Сыновья и дочери курортников в свою очередь присоединяются к гуляющим. Теперь они римляне, потому что их родители в свое время уехали из Порто-Манакоре в Рим и стали чиновниками государственной администрации. Девушки щеголяют в брючках и матросских тельняшках; юноши повязывают вокруг шеи яркий платок - словом, одеваются, как в Сен-Тропезе, а насчет того, как одеваются в Сен-Тропезе, их просветил иллюстрированный журнал "Оджи".
Подтягиваются к площади и обыватели Старого города. Они спускаются по крутым улочкам, бегущим вниз от храма святой Урсулы Урийской, по бесчисленным переходам и лесенкам, которые карабкаются вверх от самого порта до внутренних дворов дворца Фридриха II Швабского. Большинство девушек в домотканых полотняных платьицах, но, так как к дешевым журналам дают в виде приложения "патронки", платьица вполне отвечают современной моде; и вообще у здешних жителей вкус безупречный - это у них в крови, недаром Порто-Манакоре уже в VI веке до рождества Христова был настоящим городом.
Девушки из Старого города неторопливо прохаживаются втроем, вчетвером, взявшись под ручку, и молчат.
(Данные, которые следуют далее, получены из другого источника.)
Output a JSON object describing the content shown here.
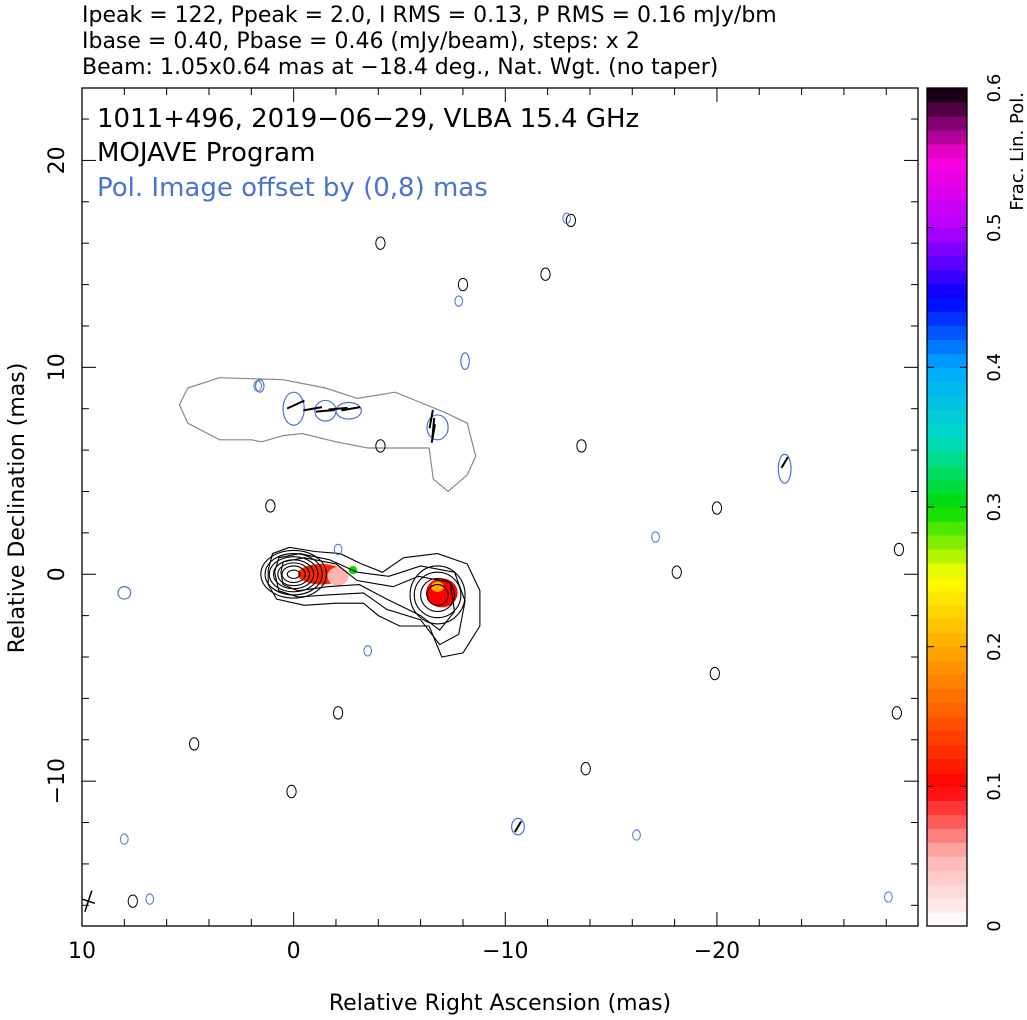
{
  "header": {
    "line1": "Ipeak = 122, Ppeak = 2.0, I RMS = 0.13, P RMS = 0.16 mJy/bm",
    "line2": "Ibase = 0.40, Pbase = 0.46 (mJy/beam), steps: x 2",
    "line3": "Beam: 1.05x0.64 mas at −18.4 deg., Nat. Wgt. (no taper)"
  },
  "annotations": {
    "title": "1011+496, 2019−06−29, VLBA 15.4 GHz",
    "program": "MOJAVE Program",
    "offset_note": "Pol. Image offset by (0,8) mas",
    "offset_note_color": "#4a72d0"
  },
  "colors": {
    "total_intensity_contour": "#000000",
    "pol_intensity_contour": "#4a72d0",
    "pol_shifted_contour": "#888888",
    "evpa_ticks": "#000000"
  },
  "chart_data": {
    "type": "contour",
    "xlabel": "Relative Right Ascension (mas)",
    "ylabel": "Relative Declination (mas)",
    "xlim": [
      10,
      -29.5
    ],
    "ylim": [
      -17,
      23.5
    ],
    "x_ticks": [
      10,
      0,
      -10,
      -20
    ],
    "x_tick_labels": [
      "10",
      "0",
      "−10",
      "−20"
    ],
    "y_ticks": [
      20,
      10,
      0,
      -10
    ],
    "y_tick_labels": [
      "20",
      "10",
      "0",
      "−10"
    ],
    "colorbar": {
      "label": "Frac. Lin. Pol.",
      "range": [
        0,
        0.6
      ],
      "ticks": [
        0,
        0.1,
        0.2,
        0.3,
        0.4,
        0.5,
        0.6
      ],
      "tick_labels": [
        "0",
        "0.1",
        "0.2",
        "0.3",
        "0.4",
        "0.5",
        "0.6"
      ]
    },
    "core_contours": {
      "center": [
        0,
        0
      ],
      "semi_axes": [
        [
          0.3,
          0.2
        ],
        [
          0.55,
          0.4
        ],
        [
          0.75,
          0.55
        ],
        [
          0.95,
          0.7
        ],
        [
          1.15,
          0.85
        ],
        [
          1.35,
          1.0
        ],
        [
          1.55,
          1.15
        ]
      ]
    },
    "jet_contours": [
      [
        [
          1.2,
          0.2
        ],
        [
          1.0,
          1.0
        ],
        [
          0.2,
          1.3
        ],
        [
          -1.0,
          1.1
        ],
        [
          -2.2,
          1.0
        ],
        [
          -3.2,
          0.5
        ],
        [
          -4.2,
          0.1
        ],
        [
          -5.2,
          0.8
        ],
        [
          -6.8,
          1.0
        ],
        [
          -8.2,
          0.5
        ],
        [
          -8.8,
          -0.8
        ],
        [
          -8.8,
          -2.5
        ],
        [
          -8.0,
          -3.8
        ],
        [
          -7.0,
          -4.0
        ],
        [
          -6.4,
          -2.5
        ],
        [
          -5.0,
          -2.5
        ],
        [
          -4.0,
          -2.0
        ],
        [
          -3.3,
          -1.4
        ],
        [
          -2.0,
          -1.4
        ],
        [
          -0.5,
          -1.5
        ],
        [
          0.8,
          -1.2
        ],
        [
          1.2,
          -0.5
        ]
      ],
      [
        [
          0.9,
          0.1
        ],
        [
          0.7,
          0.8
        ],
        [
          -0.3,
          1.0
        ],
        [
          -1.7,
          0.7
        ],
        [
          -3.0,
          0.1
        ],
        [
          -4.5,
          -0.1
        ],
        [
          -6.0,
          0.4
        ],
        [
          -7.6,
          0.1
        ],
        [
          -8.1,
          -1.3
        ],
        [
          -7.8,
          -2.9
        ],
        [
          -6.9,
          -3.4
        ],
        [
          -6.0,
          -2.2
        ],
        [
          -4.4,
          -1.7
        ],
        [
          -3.3,
          -0.9
        ],
        [
          -1.6,
          -1.0
        ],
        [
          -0.2,
          -1.1
        ],
        [
          0.7,
          -0.8
        ]
      ],
      [
        [
          0.6,
          0.1
        ],
        [
          0.5,
          0.6
        ],
        [
          -0.5,
          0.8
        ],
        [
          -2.0,
          0.5
        ],
        [
          -3.0,
          -0.3
        ],
        [
          -4.7,
          -0.6
        ],
        [
          -5.9,
          -0.1
        ],
        [
          -7.4,
          -0.4
        ],
        [
          -7.6,
          -1.8
        ],
        [
          -6.9,
          -2.7
        ],
        [
          -6.0,
          -2.0
        ],
        [
          -4.4,
          -1.2
        ],
        [
          -3.1,
          -0.5
        ],
        [
          -1.6,
          -0.6
        ],
        [
          -0.2,
          -0.8
        ],
        [
          0.5,
          -0.5
        ]
      ]
    ],
    "knot_contours": [
      {
        "center": [
          -6.8,
          -1.0
        ],
        "semi_axes": [
          [
            0.5,
            0.5
          ],
          [
            0.8,
            0.8
          ],
          [
            1.1,
            1.1
          ],
          [
            1.3,
            1.4
          ]
        ]
      }
    ],
    "frac_pol_patches": [
      {
        "center": [
          -1.3,
          0.0
        ],
        "size": [
          2.2,
          1.0
        ],
        "frac": 0.12
      },
      {
        "center": [
          -2.1,
          -0.1
        ],
        "size": [
          1.0,
          0.9
        ],
        "frac": 0.05
      },
      {
        "center": [
          -2.8,
          0.2
        ],
        "size": [
          0.4,
          0.4
        ],
        "frac": 0.3
      },
      {
        "center": [
          -7.0,
          -0.9
        ],
        "size": [
          1.5,
          1.4
        ],
        "frac": 0.1
      },
      {
        "center": [
          -6.8,
          -0.6
        ],
        "size": [
          0.6,
          0.5
        ],
        "frac": 0.2
      }
    ],
    "pol_shifted_outline": [
      [
        5.0,
        9.0
      ],
      [
        3.5,
        9.5
      ],
      [
        0.5,
        9.4
      ],
      [
        -1.5,
        9.0
      ],
      [
        -3.0,
        8.5
      ],
      [
        -4.8,
        8.8
      ],
      [
        -6.0,
        8.3
      ],
      [
        -7.2,
        7.8
      ],
      [
        -8.2,
        7.3
      ],
      [
        -8.6,
        5.7
      ],
      [
        -8.2,
        4.8
      ],
      [
        -7.3,
        4.0
      ],
      [
        -6.6,
        4.6
      ],
      [
        -6.4,
        6.1
      ],
      [
        -4.7,
        6.1
      ],
      [
        -3.5,
        6.1
      ],
      [
        -2.0,
        6.4
      ],
      [
        -0.4,
        6.8
      ],
      [
        0.5,
        6.7
      ],
      [
        1.5,
        6.4
      ],
      [
        2.0,
        6.5
      ],
      [
        3.5,
        6.5
      ],
      [
        5.0,
        7.3
      ],
      [
        5.4,
        8.2
      ]
    ],
    "pol_intensity_blobs": [
      {
        "center": [
          0.0,
          8.0
        ],
        "semi_axes": [
          0.5,
          0.8
        ]
      },
      {
        "center": [
          -1.5,
          7.9
        ],
        "semi_axes": [
          0.5,
          0.5
        ]
      },
      {
        "center": [
          -2.6,
          7.9
        ],
        "semi_axes": [
          0.6,
          0.4
        ]
      },
      {
        "center": [
          -6.8,
          7.1
        ],
        "semi_axes": [
          0.5,
          0.6
        ]
      },
      {
        "center": [
          -23.2,
          5.1
        ],
        "semi_axes": [
          0.3,
          0.7
        ]
      },
      {
        "center": [
          8.0,
          -0.9
        ],
        "semi_axes": [
          0.3,
          0.3
        ]
      },
      {
        "center": [
          -10.6,
          -12.2
        ],
        "semi_axes": [
          0.3,
          0.4
        ]
      },
      {
        "center": [
          1.6,
          9.1
        ],
        "semi_axes": [
          0.2,
          0.3
        ]
      },
      {
        "center": [
          -8.1,
          10.3
        ],
        "semi_axes": [
          0.2,
          0.4
        ]
      }
    ],
    "evpa_vectors": [
      {
        "pos": [
          -0.1,
          8.2
        ],
        "angle": 65,
        "length": 0.9
      },
      {
        "pos": [
          -0.9,
          8.0
        ],
        "angle": 80,
        "length": 0.9
      },
      {
        "pos": [
          -1.5,
          7.9
        ],
        "angle": 85,
        "length": 0.9
      },
      {
        "pos": [
          -2.1,
          8.0
        ],
        "angle": 85,
        "length": 0.9
      },
      {
        "pos": [
          -2.7,
          8.0
        ],
        "angle": 80,
        "length": 0.9
      },
      {
        "pos": [
          -6.5,
          7.5
        ],
        "angle": 10,
        "length": 0.9
      },
      {
        "pos": [
          -6.6,
          7.1
        ],
        "angle": 5,
        "length": 0.9
      },
      {
        "pos": [
          -6.6,
          6.8
        ],
        "angle": 10,
        "length": 0.9
      },
      {
        "pos": [
          -23.2,
          5.4
        ],
        "angle": 30,
        "length": 0.6
      },
      {
        "pos": [
          -10.6,
          -12.2
        ],
        "angle": 30,
        "length": 0.6
      }
    ],
    "noise_contours_black": [
      [
        -4.1,
        16.0
      ],
      [
        -4.1,
        6.2
      ],
      [
        -13.6,
        6.2
      ],
      [
        1.1,
        3.3
      ],
      [
        -20.0,
        3.2
      ],
      [
        -18.1,
        0.1
      ],
      [
        -2.1,
        -6.7
      ],
      [
        0.1,
        -10.5
      ],
      [
        -13.8,
        -9.4
      ],
      [
        -19.9,
        -4.8
      ],
      [
        7.6,
        -15.8
      ],
      [
        -28.5,
        -6.7
      ],
      [
        -28.6,
        1.2
      ],
      [
        4.7,
        -8.2
      ],
      [
        -13.1,
        17.1
      ],
      [
        -11.9,
        14.5
      ],
      [
        -8.0,
        14.0
      ]
    ],
    "noise_contours_blue": [
      [
        1.7,
        9.1
      ],
      [
        -7.8,
        13.2
      ],
      [
        -2.1,
        1.2
      ],
      [
        -17.1,
        1.8
      ],
      [
        6.8,
        -15.7
      ],
      [
        8.0,
        -12.8
      ],
      [
        -16.2,
        -12.6
      ],
      [
        -28.1,
        -15.6
      ],
      [
        -3.5,
        -3.7
      ],
      [
        -12.9,
        17.2
      ]
    ],
    "beam": {
      "pos": [
        9.7,
        -15.8
      ],
      "major": 1.05,
      "minor": 0.64,
      "angle": -18.4
    }
  }
}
Юноши, сбившись в кучки, шагают неторопливо; они тоже молчат и заводят разговор, только когда остановятся, и то не орут. Безработные, подпирающие стены домов, выходящих на Главную площадь, следят взглядом за девушками, не поворачивая головы. Одни лишь приезжие из Рима болтают громко и громко, во весь голос, хохочут.
Гуальони, подростки, шныряют в толпе в надежде стянуть какую-нибудь мелочь у рабочих, развешивающих на сосне Мюрата электрические лампочки для вечернего бала. Пиппо - их главарь и Бальбо - его адъютант, небрежно облокотясь о балюстраду, огораживающую террасу, разрабатывают план действий - в суматохе бала всегда можно чем-нибудь поживиться.
Тонио по-прежнему кружит по Главной площади на своей "ламбретте". И по-прежнему ломает голову: что бы ему сделать с двумя сотнями лир. Вскоре гуляющие запрудят всю площадь, городская стража запретит движение транспорта, и Тонио придется припарковать "ламбретту". При виде такого скопища девушек он окончательно распаляется - его тянет к любой особе женского пола, только бы у нее не было такого отвислого живота, как у его Марии; пожалуй, стоит подождать, решает он, пока его капитал удвоится, тогда, если, конечно, дон Чезаре снова разрешит взять "ламбретту", можно будет посетить бордель в Порто-Альбанезе, считая двести лир девице, плюс заправка бензином и непредвиденные мелкие расходы (нельзя же отказать девушке, если она попросит, скажем, сигарету, или не дать хотя бы двадцать лир "маммине", охраняющему дверь, - это просто моральный долг каждого гостя), то с четырьмя сотнями вполне можно выкрутиться, даже пороскошествовать. Так что разум велит ему не тратить нынче вечером эти двести лир. Но если он прикатил в Манакоре на "ламбретте", не может же он отправиться обратно в свои топи, не совершив чего-нибудь необыкновенного: такой день должен и окончиться шикарно. Например, сыграть в "закон" финал недурной. Сейчас, правда, еще рановато, но, возможно, в какой-нибудь таверне Старого города уже собрались игроки. Если ему, Тонио, хоть немного повезет, вина он напьется сколько душе угодно, не израсходовав при этом ни лиры. Если ему хоть немного повезет, он может выйти в патроны или помощники патрона, согласно правилам игры в "закон".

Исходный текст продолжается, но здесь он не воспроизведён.